- Advanced Track
- Hybrid
Sustainability, maintainability, testability and ease of use of research software, while gaining importance, often fall short in scientific practice. Applying principles of software engineering and design can greatly improve software quality, thereby enabling others to readily use it, to understand and reproduce results. Ultimately, this enhances the overall scientific quality of the published results.
In this course, we dive into the practical aspects of software engineering and design specifically tailored for scientific software, in order to make it more extensible, maintainable and testable. The principles we discuss can be applied to various types of codes such as software for numerical simulation as well as scripts for data processing.
We take the viewpoint of an academic software developer that is exposed to an existing code base with the task to add further functionality. Approaches to dealing with common obstacles like missing tests, interposed functional aspects and inherited technical dept will be discussed. Based on the lessons learned, we also explore how to structure and deploy software used for e.g. data processing.
During practical hands-on sessions, participants will interactively learn how to utilize software development techniques to tackle the aforementioned issues in practice in order to enhance the quality and reproducibility of their software.
This workshop will be held as a hybrid event at TU Darmstadt and online.

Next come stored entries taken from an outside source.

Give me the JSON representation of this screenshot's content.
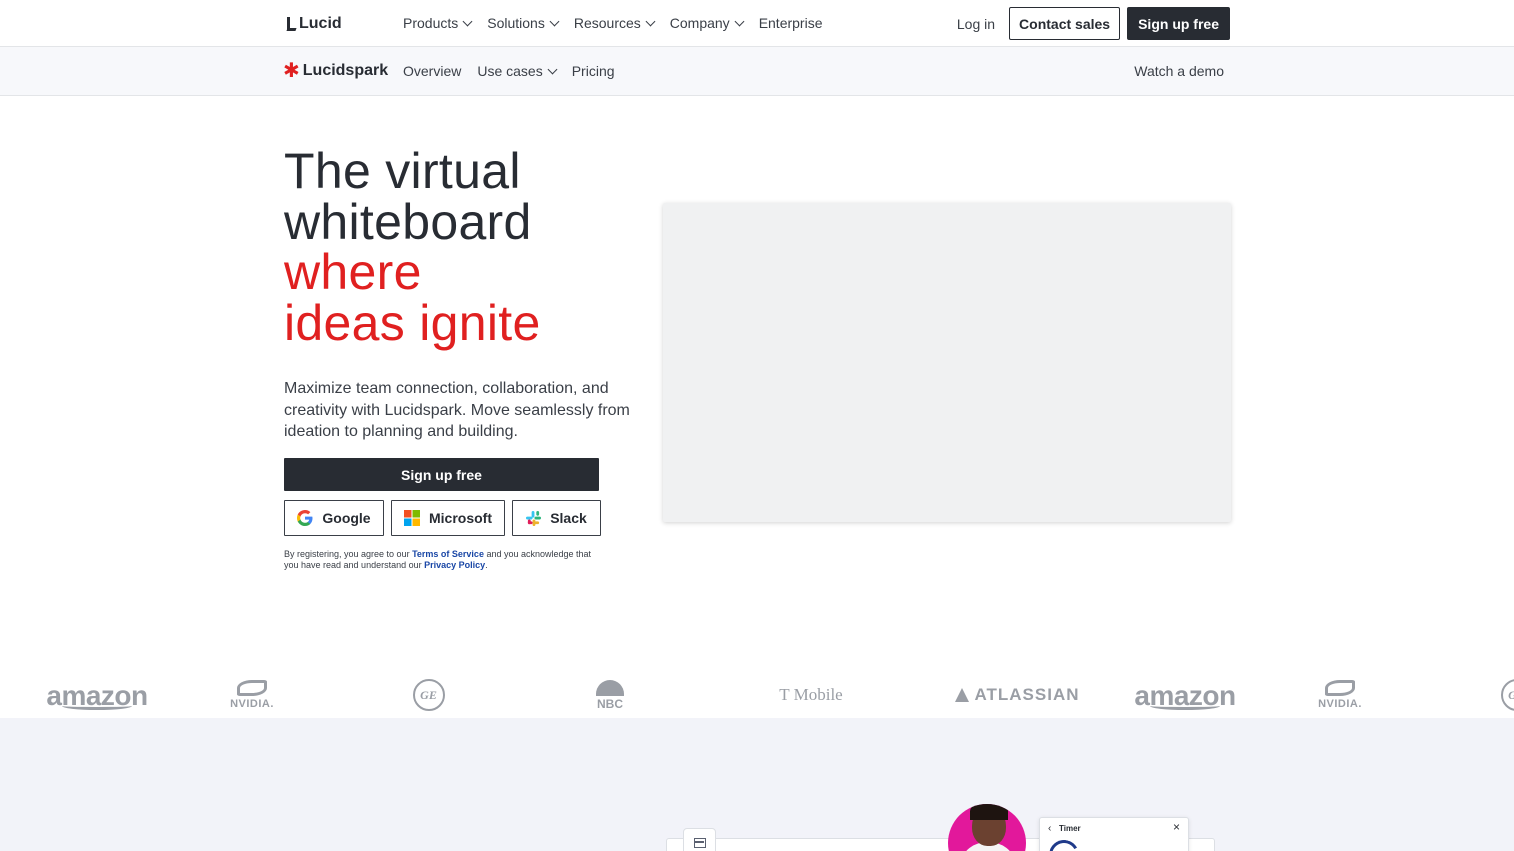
{
  "topnav": {
    "logo": "Lucid",
    "menu": [
      {
        "label": "Products",
        "dropdown": true
      },
      {
        "label": "Solutions",
        "dropdown": true
      },
      {
        "label": "Resources",
        "dropdown": true
      },
      {
        "label": "Company",
        "dropdown": true
      },
      {
        "label": "Enterprise",
        "dropdown": false
      }
    ],
    "login": "Log in",
    "contact_sales": "Contact sales",
    "signup": "Sign up free"
  },
  "subnav": {
    "logo": "Lucidspark",
    "items": [
      {
        "label": "Overview",
        "dropdown": false
      },
      {
        "label": "Use cases",
        "dropdown": true
      },
      {
        "label": "Pricing",
        "dropdown": false
      }
    ],
    "watch_demo": "Watch a demo"
  },
  "hero": {
    "title_line1": "The virtual",
    "title_line2": "whiteboard",
    "title_accent1": "where",
    "title_accent2": "ideas ignite",
    "accent_color": "#e02020",
    "description": "Maximize team connection, collaboration, and creativity with Lucidspark. Move seamlessly from ideation to planning and building.",
    "signup": "Sign up free",
    "sso": {
      "google": "Google",
      "microsoft": "Microsoft",
      "slack": "Slack"
    },
    "legal": {
      "part1": "By registering, you agree to our ",
      "terms": "Terms of Service",
      "part2": " and you acknowledge that you have read and understand our ",
      "privacy": "Privacy Policy",
      "part3": "."
    }
  },
  "logos": {
    "amazon": "amazon",
    "nvidia": "NVIDIA.",
    "ge": "GE",
    "nbc": "NBC",
    "tmobile": "T Mobile",
    "atlassian": "ATLASSIAN"
  },
  "timer": {
    "title": "Timer",
    "back": "‹",
    "close": "×"
  }
}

This workshop introduces strategies for test automation to ensure the long-term reliability of scientific software. Through several practical exercises, participants focus on knowledge transfer, applying the learned principles of all three days to their own codebases or transitioning them into collaborative research environments.
Your Benefits
This HeFDI Code School series adresses the need of especially early career researchers on learning how to create good scientific software and increase the quality of their code for better reusability and sustainability.
Participants of these workshops will learn about
- methods and techniques to increase the quality of their code,
- how to produce understandable and therefore reusable code,
- and to increase the sustainability of scientific software.
Especially in this workshop you will
- learn about test automation,
- work on practical exercise for knowledge transfer.
Instructors
The instructors are Christian Iwainsky and Marcel Giar.
Language
The workshops will be held in English.
Prerequisites
Participants need a working knowledge of writing and reading Python code.
Bring your own device with a working Python installation (preferably Python >= 3.11).
Additionally, this GitLab-repository contains instructions on preparing for the course; please refer to the README.md file at the project’s root folder (it will be directly visible when you visit the repository URL in your favorite web browser).
The instructions comprise:
- Git installation
- Installing an IDE (we will use VS Code in this course, but other IDEs are, of course, possible as well)
- Installing Python
- Creating a Python environment with all required packages
- Downloading the course material
These instruction notes make heavy use of links that point to more detailed instructions. We kindly ask all participants to take care of all preparatory steps in advance of the course. We will not spend additional minutes during the course to assist e.g. with creating the required Python environments.
Publications
Code examples and the slides can be found on GitLab.